My grin is so wide that my cheeks hurt. He believes in me. He really thinks I can do this, regardless of the huge disadvantage I’m at. “When did you get so wise, Marcos Castillo?”

“I was taught well in the halls of Rivendell.”

I snort so loudly that I immediately bury my face in my pillow. The last thing I need is to attract my father’s attention.

“Let’s go,” he says. “Fairbanks? Los Angeles? Little Rock?”

No, yes, maybe. I imagine Cassie’s reaction to me saying, “Let’s move to Arkansas,” and by the time Marcos hits Nebraska, I’m cracking up because it’s so not New York City that Cass might actually spring for it.

The phone burns hot against my cheek, beeping at me that the battery is running low. Hush, you thing.

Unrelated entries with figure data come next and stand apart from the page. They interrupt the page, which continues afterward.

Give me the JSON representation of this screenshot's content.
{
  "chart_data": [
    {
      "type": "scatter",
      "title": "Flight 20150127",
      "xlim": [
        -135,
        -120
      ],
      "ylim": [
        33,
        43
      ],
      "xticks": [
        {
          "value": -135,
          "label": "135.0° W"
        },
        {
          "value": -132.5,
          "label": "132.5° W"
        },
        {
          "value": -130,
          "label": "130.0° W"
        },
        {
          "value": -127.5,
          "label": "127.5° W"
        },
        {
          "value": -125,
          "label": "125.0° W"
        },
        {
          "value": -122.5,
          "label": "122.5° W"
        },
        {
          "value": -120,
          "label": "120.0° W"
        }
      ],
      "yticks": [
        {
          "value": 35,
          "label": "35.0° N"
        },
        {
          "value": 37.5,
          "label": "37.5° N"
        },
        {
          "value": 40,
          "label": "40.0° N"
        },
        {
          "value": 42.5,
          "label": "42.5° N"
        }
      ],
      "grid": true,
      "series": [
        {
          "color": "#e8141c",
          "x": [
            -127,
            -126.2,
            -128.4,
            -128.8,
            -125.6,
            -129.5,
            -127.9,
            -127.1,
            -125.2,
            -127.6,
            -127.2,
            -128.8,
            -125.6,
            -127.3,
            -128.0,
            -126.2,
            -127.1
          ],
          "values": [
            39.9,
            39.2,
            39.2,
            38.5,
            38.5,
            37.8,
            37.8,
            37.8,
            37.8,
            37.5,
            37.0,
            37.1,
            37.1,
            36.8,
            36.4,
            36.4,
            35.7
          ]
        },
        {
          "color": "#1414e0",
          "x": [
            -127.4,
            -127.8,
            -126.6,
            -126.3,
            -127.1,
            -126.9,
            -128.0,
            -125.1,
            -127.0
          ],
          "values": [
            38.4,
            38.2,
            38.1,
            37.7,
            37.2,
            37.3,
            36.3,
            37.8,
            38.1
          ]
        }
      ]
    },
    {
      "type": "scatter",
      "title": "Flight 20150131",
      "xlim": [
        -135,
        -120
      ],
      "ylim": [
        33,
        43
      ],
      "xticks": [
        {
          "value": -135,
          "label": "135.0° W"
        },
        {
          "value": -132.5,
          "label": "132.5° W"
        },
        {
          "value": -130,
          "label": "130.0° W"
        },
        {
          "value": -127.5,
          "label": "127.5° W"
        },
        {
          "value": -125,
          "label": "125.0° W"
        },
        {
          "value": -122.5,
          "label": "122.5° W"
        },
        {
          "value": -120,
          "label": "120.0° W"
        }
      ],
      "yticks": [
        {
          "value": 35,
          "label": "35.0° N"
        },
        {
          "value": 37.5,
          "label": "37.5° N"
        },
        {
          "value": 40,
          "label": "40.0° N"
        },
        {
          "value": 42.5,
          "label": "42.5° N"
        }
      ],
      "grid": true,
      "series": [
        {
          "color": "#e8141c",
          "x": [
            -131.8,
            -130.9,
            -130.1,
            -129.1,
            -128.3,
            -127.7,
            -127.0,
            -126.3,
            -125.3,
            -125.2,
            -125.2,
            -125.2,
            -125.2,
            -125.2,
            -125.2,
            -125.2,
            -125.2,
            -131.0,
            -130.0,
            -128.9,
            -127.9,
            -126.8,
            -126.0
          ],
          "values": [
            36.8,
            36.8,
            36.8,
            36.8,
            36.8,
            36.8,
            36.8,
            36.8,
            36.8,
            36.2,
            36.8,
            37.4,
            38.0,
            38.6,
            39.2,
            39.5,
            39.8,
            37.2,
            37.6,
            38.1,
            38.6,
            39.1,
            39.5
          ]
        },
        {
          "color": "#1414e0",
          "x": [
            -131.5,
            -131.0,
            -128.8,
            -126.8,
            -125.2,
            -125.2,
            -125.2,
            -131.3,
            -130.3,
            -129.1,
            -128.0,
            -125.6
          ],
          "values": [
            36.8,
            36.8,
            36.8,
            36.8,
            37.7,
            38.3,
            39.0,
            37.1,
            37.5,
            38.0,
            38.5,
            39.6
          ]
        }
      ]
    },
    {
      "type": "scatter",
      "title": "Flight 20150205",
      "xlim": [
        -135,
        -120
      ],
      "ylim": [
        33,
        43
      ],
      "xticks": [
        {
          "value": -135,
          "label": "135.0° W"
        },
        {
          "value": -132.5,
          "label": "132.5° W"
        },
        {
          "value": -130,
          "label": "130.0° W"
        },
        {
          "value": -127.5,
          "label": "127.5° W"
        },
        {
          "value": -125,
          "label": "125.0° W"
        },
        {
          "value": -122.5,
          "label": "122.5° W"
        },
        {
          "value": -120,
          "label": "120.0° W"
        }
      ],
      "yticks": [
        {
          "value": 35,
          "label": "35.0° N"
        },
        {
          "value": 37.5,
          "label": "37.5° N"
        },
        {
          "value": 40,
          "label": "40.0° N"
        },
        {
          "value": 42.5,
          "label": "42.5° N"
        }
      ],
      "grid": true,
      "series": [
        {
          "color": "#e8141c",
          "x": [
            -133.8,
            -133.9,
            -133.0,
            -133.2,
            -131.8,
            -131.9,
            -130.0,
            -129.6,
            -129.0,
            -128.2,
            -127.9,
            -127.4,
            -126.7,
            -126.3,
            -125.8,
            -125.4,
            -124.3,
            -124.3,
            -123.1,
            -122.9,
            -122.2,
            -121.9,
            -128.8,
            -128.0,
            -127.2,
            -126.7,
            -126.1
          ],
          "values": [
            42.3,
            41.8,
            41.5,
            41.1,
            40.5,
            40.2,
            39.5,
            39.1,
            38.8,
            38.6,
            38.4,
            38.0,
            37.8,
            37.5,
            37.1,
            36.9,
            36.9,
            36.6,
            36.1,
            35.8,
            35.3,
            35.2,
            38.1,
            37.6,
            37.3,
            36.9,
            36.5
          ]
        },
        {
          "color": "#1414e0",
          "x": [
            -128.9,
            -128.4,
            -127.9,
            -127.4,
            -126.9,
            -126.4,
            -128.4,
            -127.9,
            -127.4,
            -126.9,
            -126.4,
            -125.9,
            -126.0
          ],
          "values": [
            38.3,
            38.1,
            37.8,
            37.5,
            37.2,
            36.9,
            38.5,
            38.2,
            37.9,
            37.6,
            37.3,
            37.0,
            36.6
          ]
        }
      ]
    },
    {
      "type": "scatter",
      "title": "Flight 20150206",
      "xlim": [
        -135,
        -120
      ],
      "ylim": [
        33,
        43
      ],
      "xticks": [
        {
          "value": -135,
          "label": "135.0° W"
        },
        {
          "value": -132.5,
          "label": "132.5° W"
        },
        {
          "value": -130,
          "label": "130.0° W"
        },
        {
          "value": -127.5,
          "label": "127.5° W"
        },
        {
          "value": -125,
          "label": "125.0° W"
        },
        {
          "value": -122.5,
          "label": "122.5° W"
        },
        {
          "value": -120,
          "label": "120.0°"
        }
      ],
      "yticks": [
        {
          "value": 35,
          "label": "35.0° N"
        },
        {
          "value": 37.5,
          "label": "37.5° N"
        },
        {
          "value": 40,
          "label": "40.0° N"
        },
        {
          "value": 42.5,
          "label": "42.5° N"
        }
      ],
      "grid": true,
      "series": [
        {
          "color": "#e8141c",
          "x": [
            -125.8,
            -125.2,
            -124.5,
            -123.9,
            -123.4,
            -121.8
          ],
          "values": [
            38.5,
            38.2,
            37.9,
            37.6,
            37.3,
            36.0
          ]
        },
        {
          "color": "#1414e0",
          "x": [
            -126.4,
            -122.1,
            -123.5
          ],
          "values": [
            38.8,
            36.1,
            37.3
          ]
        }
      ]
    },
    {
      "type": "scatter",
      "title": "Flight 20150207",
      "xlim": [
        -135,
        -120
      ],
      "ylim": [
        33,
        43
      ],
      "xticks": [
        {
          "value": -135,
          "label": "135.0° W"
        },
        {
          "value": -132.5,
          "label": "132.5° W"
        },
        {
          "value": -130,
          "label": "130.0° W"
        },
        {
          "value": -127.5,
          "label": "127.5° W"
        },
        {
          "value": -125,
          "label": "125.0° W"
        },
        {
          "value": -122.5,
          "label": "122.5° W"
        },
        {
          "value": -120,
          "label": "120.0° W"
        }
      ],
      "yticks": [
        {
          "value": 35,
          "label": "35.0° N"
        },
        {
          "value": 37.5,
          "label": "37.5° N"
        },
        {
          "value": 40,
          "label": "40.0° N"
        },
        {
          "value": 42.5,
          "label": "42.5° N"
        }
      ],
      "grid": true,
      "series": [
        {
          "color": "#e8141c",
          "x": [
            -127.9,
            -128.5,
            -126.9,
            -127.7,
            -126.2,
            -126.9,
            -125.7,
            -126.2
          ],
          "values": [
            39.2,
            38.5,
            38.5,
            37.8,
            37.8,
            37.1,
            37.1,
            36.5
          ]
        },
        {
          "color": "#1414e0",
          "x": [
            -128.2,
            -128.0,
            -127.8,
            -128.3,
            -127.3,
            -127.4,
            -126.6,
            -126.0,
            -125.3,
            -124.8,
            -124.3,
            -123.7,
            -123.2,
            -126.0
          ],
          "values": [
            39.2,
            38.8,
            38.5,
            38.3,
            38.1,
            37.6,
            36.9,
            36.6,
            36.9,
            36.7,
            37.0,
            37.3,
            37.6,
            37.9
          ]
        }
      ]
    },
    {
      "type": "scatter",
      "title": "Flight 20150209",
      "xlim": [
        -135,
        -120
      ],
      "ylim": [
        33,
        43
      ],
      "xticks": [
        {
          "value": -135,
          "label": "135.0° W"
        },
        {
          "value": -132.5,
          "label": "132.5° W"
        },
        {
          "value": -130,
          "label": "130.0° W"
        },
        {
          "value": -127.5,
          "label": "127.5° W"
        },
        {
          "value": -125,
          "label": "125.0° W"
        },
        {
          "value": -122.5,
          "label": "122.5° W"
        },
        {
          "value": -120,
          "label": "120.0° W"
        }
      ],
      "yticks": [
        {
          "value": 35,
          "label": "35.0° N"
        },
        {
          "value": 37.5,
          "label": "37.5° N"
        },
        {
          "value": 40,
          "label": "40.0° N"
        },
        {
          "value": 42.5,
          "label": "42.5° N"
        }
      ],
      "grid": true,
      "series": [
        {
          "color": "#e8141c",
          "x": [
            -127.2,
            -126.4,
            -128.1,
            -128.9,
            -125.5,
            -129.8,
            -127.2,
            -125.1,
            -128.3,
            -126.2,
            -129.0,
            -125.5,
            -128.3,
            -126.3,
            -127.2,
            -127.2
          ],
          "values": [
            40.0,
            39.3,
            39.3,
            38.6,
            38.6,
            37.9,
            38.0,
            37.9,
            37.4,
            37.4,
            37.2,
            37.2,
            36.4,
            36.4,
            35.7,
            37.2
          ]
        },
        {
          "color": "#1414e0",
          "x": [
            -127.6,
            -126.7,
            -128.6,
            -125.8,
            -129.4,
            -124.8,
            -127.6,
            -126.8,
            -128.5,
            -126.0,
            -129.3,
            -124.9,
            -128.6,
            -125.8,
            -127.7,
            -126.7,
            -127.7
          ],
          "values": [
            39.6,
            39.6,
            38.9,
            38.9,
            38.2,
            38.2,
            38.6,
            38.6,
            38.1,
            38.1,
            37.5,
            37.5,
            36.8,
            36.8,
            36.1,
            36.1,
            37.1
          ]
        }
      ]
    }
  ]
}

I don’t know how long we’ve been talking, but I do know that I don’t want to stop.





CHAPTER TWENTY-TWO


AS RICHARD GREGORY, Sr., once told me on the cusp of failing my first road test, “You can flip over a four-inch-wide beam. Any idiot can drive.”

If I can get my ass back in the gym, I can be upfront with Cassie. I’ve avoided the topic for the past couple of days, but now that the calluses on my hands are hardening, so is my resolve. I’m armed with a Marcos-inspired list of college teams across America that has been Emery-approved. You’re taking the nation by storm! she’d texted me.